The advantage of pot grown plants is that they are able to be planted all year round providing you are prepared to water accordingly.

The bare root field grown plant season usually ends in mid-March as the sap begins to rise. It is best to plant your bare root trees prior to Christmas as many species, despite looking dormant, will produce fine white roots ready for the spring surge. Late plantings of bare root stock, where this root production is lacking, may need watering during their early stages.

Here comes Autumn

Its October 11th 2017, the late summer weather is fading and with the first of the leaves turning colour at the end of September and high wind today, the first of the serious leaf fall is commencing and autumn is creeping forward.

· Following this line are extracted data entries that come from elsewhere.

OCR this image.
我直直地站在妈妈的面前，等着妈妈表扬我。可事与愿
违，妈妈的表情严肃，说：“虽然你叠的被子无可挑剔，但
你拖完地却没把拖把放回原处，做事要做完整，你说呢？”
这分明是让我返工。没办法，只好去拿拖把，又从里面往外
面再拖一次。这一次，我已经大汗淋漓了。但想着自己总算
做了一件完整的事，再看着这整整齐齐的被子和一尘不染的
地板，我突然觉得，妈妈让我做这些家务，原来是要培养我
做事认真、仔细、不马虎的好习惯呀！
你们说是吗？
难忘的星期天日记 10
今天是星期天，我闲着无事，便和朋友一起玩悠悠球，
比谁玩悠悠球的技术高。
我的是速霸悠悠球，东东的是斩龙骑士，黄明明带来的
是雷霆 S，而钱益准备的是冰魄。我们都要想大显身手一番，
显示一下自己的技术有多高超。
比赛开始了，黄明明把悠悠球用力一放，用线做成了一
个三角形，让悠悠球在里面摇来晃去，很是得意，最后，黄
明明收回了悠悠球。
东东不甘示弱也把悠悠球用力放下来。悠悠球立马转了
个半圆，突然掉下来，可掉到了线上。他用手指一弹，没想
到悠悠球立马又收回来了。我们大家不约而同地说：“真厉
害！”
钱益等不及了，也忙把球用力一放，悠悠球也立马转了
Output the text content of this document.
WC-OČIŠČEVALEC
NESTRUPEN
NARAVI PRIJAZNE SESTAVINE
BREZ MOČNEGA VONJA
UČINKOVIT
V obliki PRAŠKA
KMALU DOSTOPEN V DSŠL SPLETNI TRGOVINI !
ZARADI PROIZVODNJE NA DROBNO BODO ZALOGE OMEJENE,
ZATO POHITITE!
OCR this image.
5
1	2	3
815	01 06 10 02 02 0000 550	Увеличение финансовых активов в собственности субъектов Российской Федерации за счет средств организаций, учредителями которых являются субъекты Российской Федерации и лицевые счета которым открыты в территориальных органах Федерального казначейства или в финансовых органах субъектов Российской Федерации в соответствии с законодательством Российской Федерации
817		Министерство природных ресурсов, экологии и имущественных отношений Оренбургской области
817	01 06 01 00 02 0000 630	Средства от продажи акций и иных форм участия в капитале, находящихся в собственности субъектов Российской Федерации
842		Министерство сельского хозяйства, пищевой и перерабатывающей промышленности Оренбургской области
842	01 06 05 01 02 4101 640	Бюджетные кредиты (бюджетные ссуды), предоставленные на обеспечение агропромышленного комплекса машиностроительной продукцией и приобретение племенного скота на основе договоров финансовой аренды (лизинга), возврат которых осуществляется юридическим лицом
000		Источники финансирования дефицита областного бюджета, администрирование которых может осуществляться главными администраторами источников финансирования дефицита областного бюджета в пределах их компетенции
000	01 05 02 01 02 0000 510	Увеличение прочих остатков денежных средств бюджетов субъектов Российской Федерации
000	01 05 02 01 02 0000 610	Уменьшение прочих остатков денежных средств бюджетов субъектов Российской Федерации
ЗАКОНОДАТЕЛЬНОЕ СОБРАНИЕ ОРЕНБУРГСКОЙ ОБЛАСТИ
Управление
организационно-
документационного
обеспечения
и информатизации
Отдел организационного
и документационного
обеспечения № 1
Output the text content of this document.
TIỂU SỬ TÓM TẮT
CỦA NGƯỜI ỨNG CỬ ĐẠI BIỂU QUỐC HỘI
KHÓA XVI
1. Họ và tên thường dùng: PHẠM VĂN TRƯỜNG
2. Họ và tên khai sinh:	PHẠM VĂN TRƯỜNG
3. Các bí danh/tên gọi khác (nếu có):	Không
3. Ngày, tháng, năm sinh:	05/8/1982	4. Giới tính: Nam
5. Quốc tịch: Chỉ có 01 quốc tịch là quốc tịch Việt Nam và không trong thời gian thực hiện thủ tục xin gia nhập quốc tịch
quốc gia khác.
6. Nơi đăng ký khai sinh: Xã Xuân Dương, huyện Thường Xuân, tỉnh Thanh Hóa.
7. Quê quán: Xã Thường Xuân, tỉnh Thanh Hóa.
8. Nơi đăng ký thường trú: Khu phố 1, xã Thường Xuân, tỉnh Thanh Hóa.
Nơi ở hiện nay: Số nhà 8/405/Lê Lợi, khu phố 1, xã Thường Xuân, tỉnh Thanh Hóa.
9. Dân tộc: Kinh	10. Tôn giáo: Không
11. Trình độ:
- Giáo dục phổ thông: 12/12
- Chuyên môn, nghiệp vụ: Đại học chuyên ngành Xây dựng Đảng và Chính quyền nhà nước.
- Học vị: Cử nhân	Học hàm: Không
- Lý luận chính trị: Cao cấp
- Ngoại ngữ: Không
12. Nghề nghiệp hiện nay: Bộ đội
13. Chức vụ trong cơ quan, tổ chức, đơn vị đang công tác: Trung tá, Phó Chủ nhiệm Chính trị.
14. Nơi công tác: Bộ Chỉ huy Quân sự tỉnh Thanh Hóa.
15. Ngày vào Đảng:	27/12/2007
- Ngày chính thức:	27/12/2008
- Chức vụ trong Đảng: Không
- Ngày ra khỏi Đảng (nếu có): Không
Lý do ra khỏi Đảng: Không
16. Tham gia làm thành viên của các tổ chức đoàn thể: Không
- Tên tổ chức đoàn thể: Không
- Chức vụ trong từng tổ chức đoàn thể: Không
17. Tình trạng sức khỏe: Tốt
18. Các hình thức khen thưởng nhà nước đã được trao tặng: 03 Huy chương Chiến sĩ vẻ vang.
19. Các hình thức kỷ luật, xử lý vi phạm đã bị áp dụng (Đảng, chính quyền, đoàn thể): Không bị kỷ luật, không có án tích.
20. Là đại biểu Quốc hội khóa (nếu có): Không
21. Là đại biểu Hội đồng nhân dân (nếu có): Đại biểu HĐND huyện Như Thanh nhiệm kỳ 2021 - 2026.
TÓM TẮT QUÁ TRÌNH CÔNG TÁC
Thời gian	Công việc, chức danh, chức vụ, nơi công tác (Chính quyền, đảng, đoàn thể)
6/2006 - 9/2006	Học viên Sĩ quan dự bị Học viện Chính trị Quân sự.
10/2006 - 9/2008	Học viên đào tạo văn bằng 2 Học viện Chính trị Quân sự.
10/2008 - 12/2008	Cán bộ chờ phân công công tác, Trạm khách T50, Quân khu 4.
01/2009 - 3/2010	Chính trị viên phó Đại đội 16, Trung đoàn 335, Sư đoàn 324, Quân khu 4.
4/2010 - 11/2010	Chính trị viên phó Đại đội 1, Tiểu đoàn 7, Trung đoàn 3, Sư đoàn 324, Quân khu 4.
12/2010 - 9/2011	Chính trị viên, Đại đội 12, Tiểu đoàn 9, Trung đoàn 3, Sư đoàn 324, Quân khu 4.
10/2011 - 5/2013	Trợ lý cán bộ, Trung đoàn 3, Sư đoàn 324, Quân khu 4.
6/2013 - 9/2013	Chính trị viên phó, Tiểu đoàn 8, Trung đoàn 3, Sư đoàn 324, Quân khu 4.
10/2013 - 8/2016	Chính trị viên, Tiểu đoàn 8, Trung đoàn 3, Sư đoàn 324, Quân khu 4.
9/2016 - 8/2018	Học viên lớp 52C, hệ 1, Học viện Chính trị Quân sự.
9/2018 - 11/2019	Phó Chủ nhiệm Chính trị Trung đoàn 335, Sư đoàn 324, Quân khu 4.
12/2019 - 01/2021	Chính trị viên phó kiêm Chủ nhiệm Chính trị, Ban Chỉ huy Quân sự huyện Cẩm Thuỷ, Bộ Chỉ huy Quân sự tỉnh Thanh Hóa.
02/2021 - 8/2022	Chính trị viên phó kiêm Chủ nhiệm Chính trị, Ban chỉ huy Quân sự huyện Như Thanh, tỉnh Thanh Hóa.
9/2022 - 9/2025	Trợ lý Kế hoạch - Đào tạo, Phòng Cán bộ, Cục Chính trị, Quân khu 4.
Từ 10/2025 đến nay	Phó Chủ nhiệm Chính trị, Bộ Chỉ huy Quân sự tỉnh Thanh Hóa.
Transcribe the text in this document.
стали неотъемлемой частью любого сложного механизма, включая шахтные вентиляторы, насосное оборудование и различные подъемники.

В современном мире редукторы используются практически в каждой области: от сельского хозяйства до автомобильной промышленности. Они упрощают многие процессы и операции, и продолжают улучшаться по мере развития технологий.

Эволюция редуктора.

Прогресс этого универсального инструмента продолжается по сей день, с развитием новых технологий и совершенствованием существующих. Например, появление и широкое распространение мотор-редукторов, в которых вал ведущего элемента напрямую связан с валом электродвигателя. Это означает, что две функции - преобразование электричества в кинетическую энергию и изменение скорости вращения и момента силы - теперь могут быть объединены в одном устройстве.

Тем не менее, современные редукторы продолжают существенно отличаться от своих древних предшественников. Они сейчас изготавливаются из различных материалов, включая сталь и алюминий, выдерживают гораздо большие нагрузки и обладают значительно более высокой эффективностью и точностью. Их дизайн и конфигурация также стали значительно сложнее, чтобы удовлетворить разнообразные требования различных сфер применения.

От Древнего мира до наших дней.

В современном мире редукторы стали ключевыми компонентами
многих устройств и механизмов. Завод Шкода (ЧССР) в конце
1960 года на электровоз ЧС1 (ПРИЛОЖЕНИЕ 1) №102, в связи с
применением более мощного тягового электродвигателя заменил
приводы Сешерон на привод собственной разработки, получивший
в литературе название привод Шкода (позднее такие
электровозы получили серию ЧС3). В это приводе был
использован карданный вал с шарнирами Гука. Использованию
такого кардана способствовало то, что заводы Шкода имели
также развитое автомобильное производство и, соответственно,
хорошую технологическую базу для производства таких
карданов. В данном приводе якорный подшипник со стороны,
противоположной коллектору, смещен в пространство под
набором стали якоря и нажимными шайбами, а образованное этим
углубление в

Plants of interest at the Forest Garden at this moment include; “Crab apple Rose hip” with its brilliant orange fruit which has been looking good for the last 5 weeks. Some of the fruit looks almost too good to be real. It serves as an excellent pollinator to other apple trees nearby and its fruit, as their sugar level continues to rise, is just about ready to eat and certainly could be included in a fruit salad. My instinct, from having previously tasted crab apple wine, tells me that these fruits would make a good wine too.

The last of the blackberry cultivars “Thorne free” are still managing to ripen some fruit, and as a recent visitor said of the 25mm diameter fruits, “These taste like red wine”.  These plants are primo canes meaning they will flower on the current year’s growth. Indeed last year’s growth was cut down in April and it has managed to grow 6 metres in length, flowered and have been fruiting since mid-September; simply amazing!

Finally, for now, the plant of the month is the “Chilean guava”. It’s the last of the summer/autumn soft fruits. This plant, now in its 4th year, has over 300 very tasty red berries of approximately 8mm in diameter on it. The taste is not dissimilar to that of a strawberry flavoured Opal fruit or Starburst. This was reputed to be Queen Victoria’s favourite fruit, allegedly grown in Cornwall and sent to London for her consumption. Some forms of this plant can make a good hedge up to a metre high.